O que esta ferramenta faz

Cole uma política de controle de acesso da Check Point numa gramática didática enxuta - uma ou mais declarações layer, suas regras, e uma linha test - e o avaliador percorre a conexão pelas camadas à sua frente. Cada passo nomeia a regra que casou, diz o que esse casamento de fato significou, e sinaliza os descartes que não registram nada. A saída é um rastro, e não um veredito, porque o veredito sozinho não ensina nada: a questão é ver uma conexão ser aceita por uma camada e descartada pela seguinte.
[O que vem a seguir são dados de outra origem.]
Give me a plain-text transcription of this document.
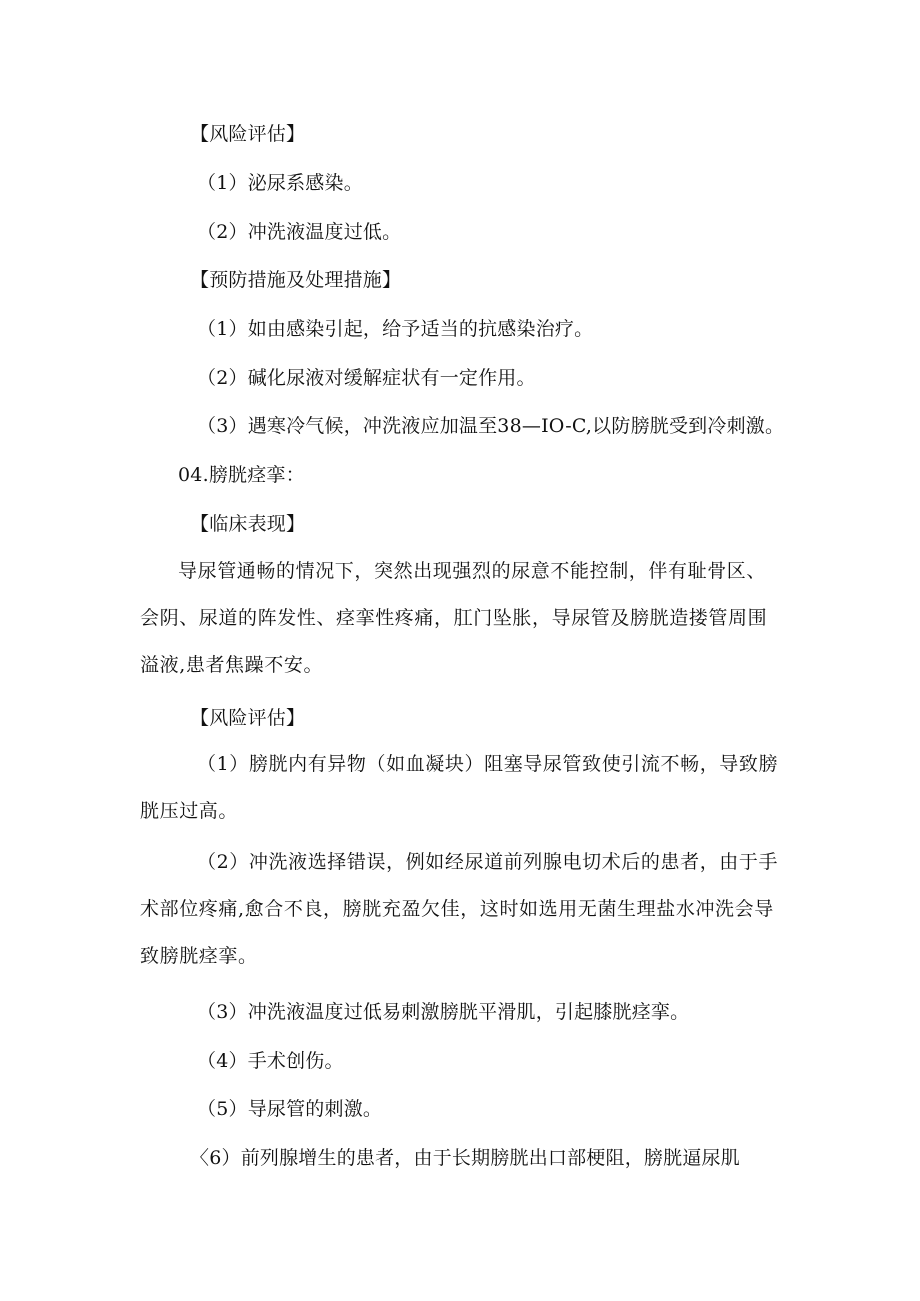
【风险评估】
（1）泌尿系感染。
（2）冲洗液温度过低。
【预防措施及处理措施】
（1）如由感染引起，给予适当的抗感染治疗。
（2）碱化尿液对缓解症状有一定作用。
（3）遇寒冷气候，冲洗液应加温至38—IO-C,以防膀胱受到冷刺激。
04.膀胱痉挛：
【临床表现】
导尿管通畅的情况下，突然出现强烈的尿意不能控制，伴有耻骨区、会阴、尿道的阵发性、痉挛性疼痛，肛门坠胀，导尿管及膀胱造搂管周围溢液,患者焦躁不安。
【风险评估】
（1）膀胱内有异物（如血凝块）阻塞导尿管致使引流不畅，导致膀胱压过高。
（2）冲洗液选择错误，例如经尿道前列腺电切术后的患者，由于手术部位疼痛,愈合不良，膀胱充盈欠佳，这时如选用无菌生理盐水冲洗会导致膀胱痉挛。
（3）冲洗液温度过低易刺激膀胱平滑肌，引起膝胱痉挛。
（4）手术创伤。
（5）导尿管的刺激。
〈6）前列腺增生的患者，由于长期膀胱出口部梗阻，膀胱逼尿肌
A frase que ela existe para ensinar

Camadas ordenadas são um E, e não um OU. Aceitar numa camada significa que a conexão segue para a próxima camada; ela só é permitida quando a última camada ordenada a aceita. Um descarte em qualquer camada encerra a avaliação de imediato, então uma permissão numa camada inicial não salva tráfego que uma camada posterior recusa - a exceção pertence à camada que de outro modo negaria. Esse é o comportamento que quem chega de FortiGate, BIG-IP ou de uma cadeia iptables mais confiavelmente erra, e é a razão de o rastro mostrar "aceita, segue para a próxima camada" em vez de um sinal de visto.

A gramática

Camadas: layer Network ordered ou layer DMZ inline. Regras: 1 | permit internal | accept | src=10.0.0.0/8 dst=any svc=443, com ações accept, drop, ou inline:<camada> para controlar uma subpolítica. Acrescente nolog para modelar uma regra com Track em None. O que for omitido significa Any. Uma linha test src=... dst=... svc=... fornece a conexão. Linhas iniciadas por # são comentários.

O que mais ela reporta

Além do rastro, o avaliador inspeciona a própria política: ausência de cleanup rule explícita, uma cleanup rule sem registro (o que anula seu único propósito), regras com Track em None, e encobrimento par a par - uma regra que nunca pode disparar porque uma anterior já casa com tudo que ela casaria.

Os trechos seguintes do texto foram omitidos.